Procès de Dominique Pélicot et des 51 violeurs : “Pas tous les hommes ?”


Si votre réflexe est de dire «pas tous les hommes», c’est que vous n’avez pas compris le problème. Et que vous en faites partie.


Pas tous les hommes, mais que des hommes qui partent rejoindre le banc des accusés.

Le hashtag “Not all men” a surgi en réaction au mouvement Me Too, débuté il y a 7 ans. Les hommes se sont levés pour protéger les leurs ou s’absoudre de leurs propres responsabilités. Avec le procès de Dominique Pelicot et des 51 violeurs, on voit ce vieux réflexe réactionnaire ressortir de plus belle.
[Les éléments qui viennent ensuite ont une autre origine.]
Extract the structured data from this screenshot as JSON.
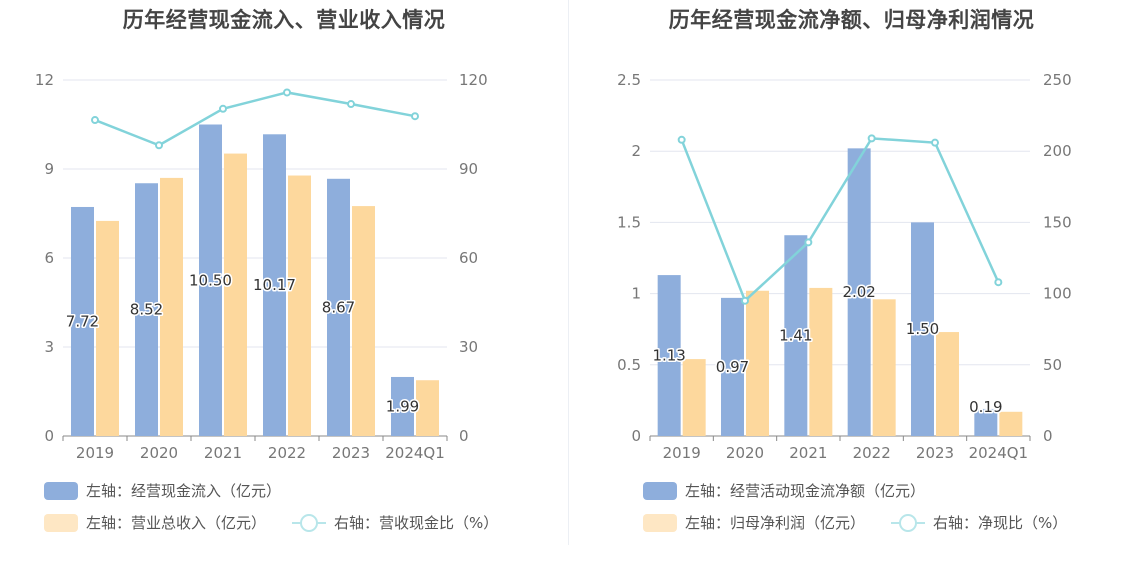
{
  "colors": {
    "bar1": "#8eaedc",
    "bar2": "#fdd89d",
    "line": "#82d3da",
    "grid": "#e3e6ef",
    "axis": "#888888"
  },
  "chart_data": [
    {
      "type": "bar+line",
      "title": "历年经营现金流入、营业收入情况",
      "categories": [
        "2019",
        "2020",
        "2021",
        "2022",
        "2023",
        "2024Q1"
      ],
      "left_axis": {
        "ylim": [
          0,
          12
        ],
        "ticks": [
          "0",
          "3",
          "6",
          "9",
          "12"
        ]
      },
      "right_axis": {
        "ylim": [
          0,
          120
        ],
        "ticks": [
          "0",
          "30",
          "60",
          "90",
          "120"
        ]
      },
      "series": [
        {
          "name": "左轴：经营现金流入（亿元）",
          "type": "bar",
          "axis": "left",
          "values": [
            7.72,
            8.52,
            10.5,
            10.17,
            8.67,
            1.99
          ],
          "labels": [
            "7.72",
            "8.52",
            "10.50",
            "10.17",
            "8.67",
            "1.99"
          ]
        },
        {
          "name": "左轴：营业总收入（亿元）",
          "type": "bar",
          "axis": "left",
          "values": [
            7.25,
            8.7,
            9.52,
            8.78,
            7.75,
            1.88
          ]
        },
        {
          "name": "右轴：营收现金比（%）",
          "type": "line",
          "axis": "right",
          "values": [
            106.5,
            98,
            110.3,
            115.8,
            111.9,
            107.8
          ]
        }
      ],
      "grid": true,
      "legend_position": "bottom"
    },
    {
      "type": "bar+line",
      "title": "历年经营现金流净额、归母净利润情况",
      "categories": [
        "2019",
        "2020",
        "2021",
        "2022",
        "2023",
        "2024Q1"
      ],
      "left_axis": {
        "ylim": [
          0,
          2.5
        ],
        "ticks": [
          "0",
          "0.5",
          "1",
          "1.5",
          "2",
          "2.5"
        ]
      },
      "right_axis": {
        "ylim": [
          0,
          250
        ],
        "ticks": [
          "0",
          "50",
          "100",
          "150",
          "200",
          "250"
        ]
      },
      "series": [
        {
          "name": "左轴：经营活动现金流净额（亿元）",
          "type": "bar",
          "axis": "left",
          "values": [
            1.13,
            0.97,
            1.41,
            2.02,
            1.5,
            0.19
          ],
          "labels": [
            "1.13",
            "0.97",
            "1.41",
            "2.02",
            "1.50",
            "0.19"
          ]
        },
        {
          "name": "左轴：归母净利润（亿元）",
          "type": "bar",
          "axis": "left",
          "values": [
            0.54,
            1.02,
            1.04,
            0.96,
            0.73,
            0.17
          ]
        },
        {
          "name": "右轴：净现比（%）",
          "type": "line",
          "axis": "right",
          "values": [
            208,
            95,
            136,
            209,
            206,
            108
          ]
        }
      ],
      "grid": true,
      "legend_position": "bottom"
    }
  ]
}
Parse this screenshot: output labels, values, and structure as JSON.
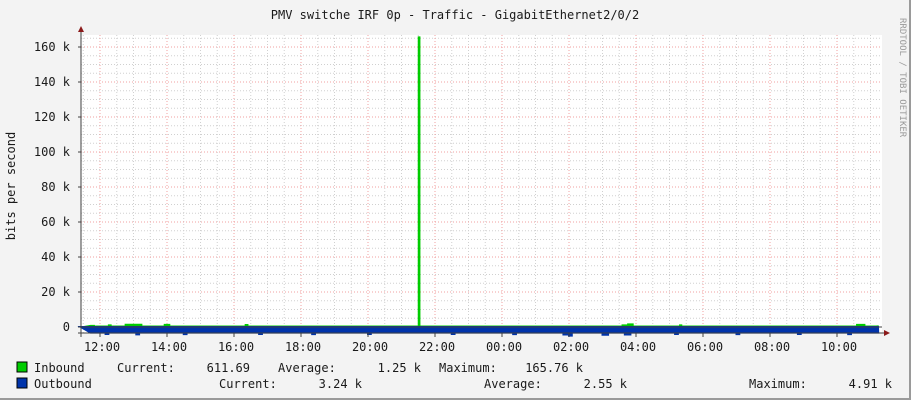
{
  "chart_data": {
    "type": "area",
    "title": "PMV switche IRF 0p - Traffic - GigabitEthernet2/0/2",
    "ylabel": "bits per second",
    "watermark": "RRDTOOL / TOBI OETIKER",
    "ylim": [
      -3800,
      167000
    ],
    "yticks": [
      {
        "value": 0,
        "label": "0"
      },
      {
        "value": 20000,
        "label": "20 k"
      },
      {
        "value": 40000,
        "label": "40 k"
      },
      {
        "value": 60000,
        "label": "60 k"
      },
      {
        "value": 80000,
        "label": "80 k"
      },
      {
        "value": 100000,
        "label": "100 k"
      },
      {
        "value": 120000,
        "label": "120 k"
      },
      {
        "value": 140000,
        "label": "140 k"
      },
      {
        "value": 160000,
        "label": "160 k"
      }
    ],
    "xrange": [
      "11:43",
      "11:12"
    ],
    "xticks": [
      "12:00",
      "14:00",
      "16:00",
      "18:00",
      "20:00",
      "22:00",
      "00:00",
      "02:00",
      "04:00",
      "06:00",
      "08:00",
      "10:00"
    ],
    "grid": true,
    "colors": {
      "inbound": "#00cc00",
      "outbound": "#0033aa",
      "major_grid": "#f0a0a0",
      "minor_grid": "#d0d0d0",
      "axis": "#404040",
      "arrow": "#8b1a1a"
    },
    "series": [
      {
        "name": "Inbound",
        "points": [
          [
            "11:43",
            900
          ],
          [
            "11:50",
            600
          ],
          [
            "12:15",
            1200
          ],
          [
            "12:20",
            600
          ],
          [
            "12:45",
            1600
          ],
          [
            "13:15",
            600
          ],
          [
            "13:55",
            1500
          ],
          [
            "14:05",
            600
          ],
          [
            "16:20",
            1400
          ],
          [
            "16:25",
            600
          ],
          [
            "21:28",
            600
          ],
          [
            "21:30",
            165760
          ],
          [
            "21:33",
            600
          ],
          [
            "03:35",
            1200
          ],
          [
            "03:45",
            1800
          ],
          [
            "03:55",
            600
          ],
          [
            "05:18",
            1200
          ],
          [
            "05:22",
            600
          ],
          [
            "10:35",
            1500
          ],
          [
            "10:50",
            600
          ],
          [
            "11:12",
            611.69
          ]
        ],
        "legend": {
          "current_label": "Current:",
          "current": "611.69",
          "average_label": "Average:",
          "average": "1.25 k",
          "maximum_label": "Maximum:",
          "maximum": "165.76 k"
        }
      },
      {
        "name": "Outbound",
        "points": [
          [
            "11:43",
            -3200
          ],
          [
            "12:10",
            -4000
          ],
          [
            "12:15",
            -3200
          ],
          [
            "13:05",
            -4200
          ],
          [
            "13:10",
            -3200
          ],
          [
            "14:30",
            -4100
          ],
          [
            "14:35",
            -3200
          ],
          [
            "16:45",
            -4000
          ],
          [
            "16:50",
            -3200
          ],
          [
            "18:20",
            -4100
          ],
          [
            "18:25",
            -3200
          ],
          [
            "20:00",
            -4000
          ],
          [
            "20:05",
            -3200
          ],
          [
            "22:30",
            -4000
          ],
          [
            "22:35",
            -3200
          ],
          [
            "00:20",
            -4100
          ],
          [
            "00:25",
            -3200
          ],
          [
            "01:50",
            -4300
          ],
          [
            "02:00",
            -4910
          ],
          [
            "02:05",
            -3200
          ],
          [
            "03:00",
            -4400
          ],
          [
            "03:10",
            -3200
          ],
          [
            "03:40",
            -4300
          ],
          [
            "03:50",
            -3200
          ],
          [
            "05:10",
            -4000
          ],
          [
            "05:15",
            -3200
          ],
          [
            "07:00",
            -4100
          ],
          [
            "07:05",
            -3200
          ],
          [
            "08:50",
            -4000
          ],
          [
            "08:55",
            -3200
          ],
          [
            "10:20",
            -4100
          ],
          [
            "10:25",
            -3200
          ],
          [
            "11:12",
            -3240
          ]
        ],
        "legend": {
          "current_label": "Current:",
          "current": "3.24 k",
          "average_label": "Average:",
          "average": "2.55 k",
          "maximum_label": "Maximum:",
          "maximum": "4.91 k"
        }
      }
    ]
  }
}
Que ce soit sur les plateaux télé ou les commentaires des réseaux sociaux, et parmi les accusés eux-mêmes, il aura fallu peu de temps. À peine 3 semaines après le début du procès, le boys club – selon la formule de Martine Delvaux dans son livre du même nom – prend les armes.

Tous des hommes

Les féministes s’échinent à expliquer depuis des années que le sens du propos n’est pas que tous les hommes sont des violeurs avérés, mais que n’importe quel homme peut l’être, l’avoir été, ou le devenir. Les chiffres sont édifiants, parfois portés par des instances dont on peut douter qu’elles soient de violentes féministes misandres.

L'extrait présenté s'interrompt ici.